I also want to point the finger at some of the haters out there. People who are sitting behind a computer screen talking crap about Ariana Grande saying that she is making this all about her when 22 people are dead. Don’t do that. She is only 23 years old and people who came out to see her died in a horrible, unthinkable way. She is allowed to grieve too. She has a concert in London coming up that people are asking if she is going to cancel. If she does, is she letting the suicide bomber or whatever group did this win because she is being scared and/or cautious? If she doesn’t, is she being insensitive to the people who were killed? Would people be afraid to show up? That’s a lot of pressure for one 23 year old. I’m also sure that she has a lot of survivor’s guilt considering people who came to her concert ended up dead, injured, or emotionally scarred for life. That’s a normal reaction. Again, whether you like her or not, she didn’t ask for this, she didn’t want this, and should be allowed to heal in whatever way feels right to her.

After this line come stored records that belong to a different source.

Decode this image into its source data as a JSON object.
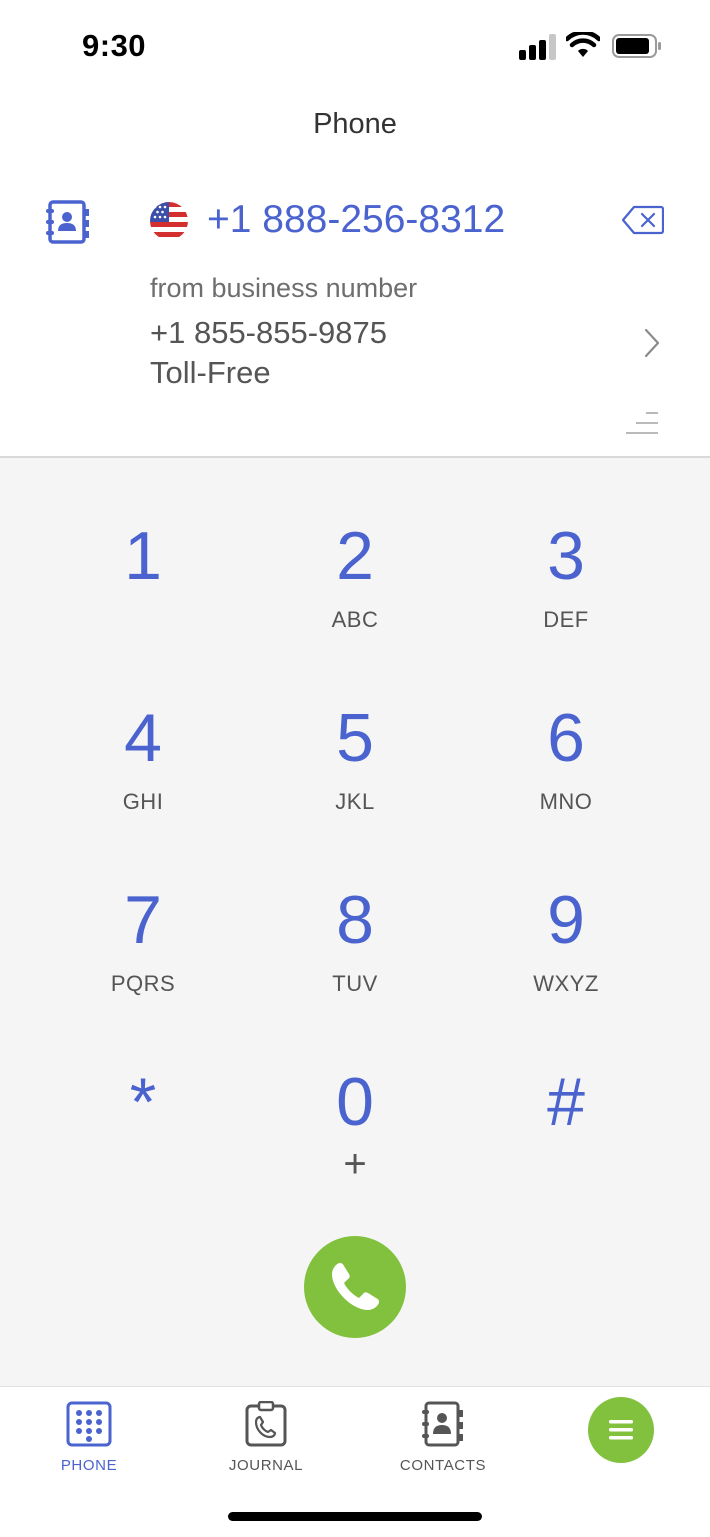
{
  "status_bar": {
    "time": "9:30"
  },
  "header": {
    "title": "Phone"
  },
  "dialer": {
    "dialed_number": "+1 888-256-8312",
    "from_label": "from business number",
    "from_number": "+1 855-855-9875",
    "from_type": "Toll-Free"
  },
  "keypad": {
    "keys": [
      {
        "digit": "1",
        "letters": ""
      },
      {
        "digit": "2",
        "letters": "ABC"
      },
      {
        "digit": "3",
        "letters": "DEF"
      },
      {
        "digit": "4",
        "letters": "GHI"
      },
      {
        "digit": "5",
        "letters": "JKL"
      },
      {
        "digit": "6",
        "letters": "MNO"
      },
      {
        "digit": "7",
        "letters": "PQRS"
      },
      {
        "digit": "8",
        "letters": "TUV"
      },
      {
        "digit": "9",
        "letters": "WXYZ"
      },
      {
        "digit": "*",
        "letters": ""
      },
      {
        "digit": "0",
        "plus": "+"
      },
      {
        "digit": "#",
        "letters": ""
      }
    ]
  },
  "tabs": [
    {
      "label": "PHONE",
      "icon": "keypad-icon",
      "active": true
    },
    {
      "label": "JOURNAL",
      "icon": "journal-icon",
      "active": false
    },
    {
      "label": "CONTACTS",
      "icon": "contacts-icon",
      "active": false
    }
  ],
  "colors": {
    "accent": "#4a63cf",
    "call_green": "#82c13d",
    "keypad_bg": "#f5f5f5"
  }
}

A lot of talk about public safety has come up, too, and I am afraid that there really isn’t an answer. If a suicide bomber wants to blow himself up and cause terror, there is a good chance he (or she I should say) is going to find a way to do it. We can increase security, but in this case, it was outside the venue. Could it have been stopped? Could the Paris attacks been stopped? We all agree that these attacks could have been much worse, but are we all just holding our breath waiting for the other shoe to drop?
I know it’s not much and it doesn’t take the pain of what happened away, but I am sending love to everyone in Manchester. These coming days are only going to get worse until they can start the healing process.
No matter what anyone says, heal in your own way and in your own time. You are not alone. We are listening to your stories, and when we see the media pictures, we don’t look at the evil of what happened, we look at the people helping.